Fica a critério, porém, de quem presencia o absurdo julgá-lo como tal. Mas o que se faz ainda mais incongruente nisso tudo é pensar que a negação da realidade pode ter um propósito muito bem articulado.

Exemplos importantes contornam as jogadas de marketing das eleições presidenciais deste ano: a constante negação da segurança das urnas eletrônicas e o despautério da negação das pesquisas de intenção de voto - que dão a vitória para o candidato da oposição - são dois emblemáticos casos de rejeição da realidade.

O primeiro caso a gente já sabe o porquê: negar a segurança das urnas é apenas uma prévia do queixume - leia-se chilique - de uma possível derrota.

O segundo caso não é tão grave para a democracia brasileira, mas sim para a sanidade mental: eleitores fanáticos atacaram, nesta semana, a XP Investimentos em razão da pesquisa encomendada ao Instituto Ipespe. Nenhuma novidade nos números divulgados: a diferença entre o primeiro e o segundo candidatos era significativa, e a pesquisa, diante dos protestos, foi anulada.

A sede por negar a realidade é tanta que os transgressores da existência tendem a evidenciá-la nos atos grotescos de quem não se localizou na tragédia brasileira dos últimos anos.

A melhor parte, pensando no segundo caso, é que a casa - diz a pesquisa - está pegando fogo e vai ruir em breve. Só não vê quem permanece dentro dela.
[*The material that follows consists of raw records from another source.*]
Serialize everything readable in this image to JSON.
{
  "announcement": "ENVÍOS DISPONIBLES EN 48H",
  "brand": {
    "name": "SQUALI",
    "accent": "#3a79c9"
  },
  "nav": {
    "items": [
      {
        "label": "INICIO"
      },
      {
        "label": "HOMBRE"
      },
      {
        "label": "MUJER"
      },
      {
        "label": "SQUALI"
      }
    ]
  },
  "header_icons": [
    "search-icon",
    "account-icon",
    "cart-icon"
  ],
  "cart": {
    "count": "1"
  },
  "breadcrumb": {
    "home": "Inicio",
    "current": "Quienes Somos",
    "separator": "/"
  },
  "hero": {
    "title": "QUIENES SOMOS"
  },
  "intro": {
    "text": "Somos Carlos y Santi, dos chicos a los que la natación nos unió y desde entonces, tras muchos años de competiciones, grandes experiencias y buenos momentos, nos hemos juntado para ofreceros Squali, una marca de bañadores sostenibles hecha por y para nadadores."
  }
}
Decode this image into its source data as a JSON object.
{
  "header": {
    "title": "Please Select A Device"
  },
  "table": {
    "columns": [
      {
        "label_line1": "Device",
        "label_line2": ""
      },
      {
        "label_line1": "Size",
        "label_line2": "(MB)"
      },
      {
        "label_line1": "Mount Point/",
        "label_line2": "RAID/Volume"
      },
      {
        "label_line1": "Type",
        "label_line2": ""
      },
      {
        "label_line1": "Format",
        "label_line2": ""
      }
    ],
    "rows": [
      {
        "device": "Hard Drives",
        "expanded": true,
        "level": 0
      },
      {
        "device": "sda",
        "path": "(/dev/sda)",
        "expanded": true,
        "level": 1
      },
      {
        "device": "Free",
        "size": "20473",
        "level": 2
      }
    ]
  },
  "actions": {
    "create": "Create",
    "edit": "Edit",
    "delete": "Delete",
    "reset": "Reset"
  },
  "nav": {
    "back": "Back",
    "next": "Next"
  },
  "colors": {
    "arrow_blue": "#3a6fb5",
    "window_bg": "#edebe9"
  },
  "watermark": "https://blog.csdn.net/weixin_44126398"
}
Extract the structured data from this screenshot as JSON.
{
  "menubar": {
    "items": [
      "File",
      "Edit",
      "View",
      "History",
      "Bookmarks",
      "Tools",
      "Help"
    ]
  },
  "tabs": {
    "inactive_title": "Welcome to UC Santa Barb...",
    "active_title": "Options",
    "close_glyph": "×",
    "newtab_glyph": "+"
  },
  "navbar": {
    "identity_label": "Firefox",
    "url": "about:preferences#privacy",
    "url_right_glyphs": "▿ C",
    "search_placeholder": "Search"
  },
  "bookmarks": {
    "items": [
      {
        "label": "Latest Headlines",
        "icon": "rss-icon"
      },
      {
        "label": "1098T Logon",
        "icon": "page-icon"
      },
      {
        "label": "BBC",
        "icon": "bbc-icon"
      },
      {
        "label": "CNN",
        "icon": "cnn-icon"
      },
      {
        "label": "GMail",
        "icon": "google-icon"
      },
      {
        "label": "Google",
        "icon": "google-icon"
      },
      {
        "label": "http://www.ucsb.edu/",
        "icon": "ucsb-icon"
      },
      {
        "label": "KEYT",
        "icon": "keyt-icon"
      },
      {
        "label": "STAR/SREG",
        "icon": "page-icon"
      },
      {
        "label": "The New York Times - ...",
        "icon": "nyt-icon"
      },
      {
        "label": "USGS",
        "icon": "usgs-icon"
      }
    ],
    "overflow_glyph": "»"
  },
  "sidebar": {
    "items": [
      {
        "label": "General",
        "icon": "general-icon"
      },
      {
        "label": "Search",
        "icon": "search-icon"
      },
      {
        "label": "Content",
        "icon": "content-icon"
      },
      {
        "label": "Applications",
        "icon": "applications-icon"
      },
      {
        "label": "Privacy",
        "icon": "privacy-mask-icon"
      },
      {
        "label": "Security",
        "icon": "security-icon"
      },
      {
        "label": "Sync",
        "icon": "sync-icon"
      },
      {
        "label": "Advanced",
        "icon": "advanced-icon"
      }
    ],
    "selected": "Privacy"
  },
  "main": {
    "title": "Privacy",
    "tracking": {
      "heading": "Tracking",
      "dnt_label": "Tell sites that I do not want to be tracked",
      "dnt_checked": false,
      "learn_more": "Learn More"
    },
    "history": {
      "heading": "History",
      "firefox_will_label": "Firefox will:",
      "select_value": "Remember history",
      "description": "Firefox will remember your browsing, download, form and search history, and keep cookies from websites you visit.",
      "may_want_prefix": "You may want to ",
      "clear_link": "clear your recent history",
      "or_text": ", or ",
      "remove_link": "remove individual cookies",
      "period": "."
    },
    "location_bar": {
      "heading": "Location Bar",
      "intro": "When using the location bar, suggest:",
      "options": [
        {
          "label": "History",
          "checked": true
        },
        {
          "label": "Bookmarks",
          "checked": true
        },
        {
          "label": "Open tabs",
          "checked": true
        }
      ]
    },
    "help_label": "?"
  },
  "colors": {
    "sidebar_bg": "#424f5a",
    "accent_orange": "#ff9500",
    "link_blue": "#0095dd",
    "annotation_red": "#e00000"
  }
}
*Esta crônica faz parte da série “Manual de desutilidades”, que tem como finalidade trazer reflexões críticas sobre questões cotidianas, brincando com o pragmatismo dos manuais de instruções – mas sem a pretensão de instruir ninguém.
**Ronaldo Junior tem 26 anos, é carioca, licenciando em Letras pelo IFF Campos Centro e escritor membro da Academia Campista de Letras. www.ronaldojuniorescritor.com
Escreve aos sábados no blog Extravio.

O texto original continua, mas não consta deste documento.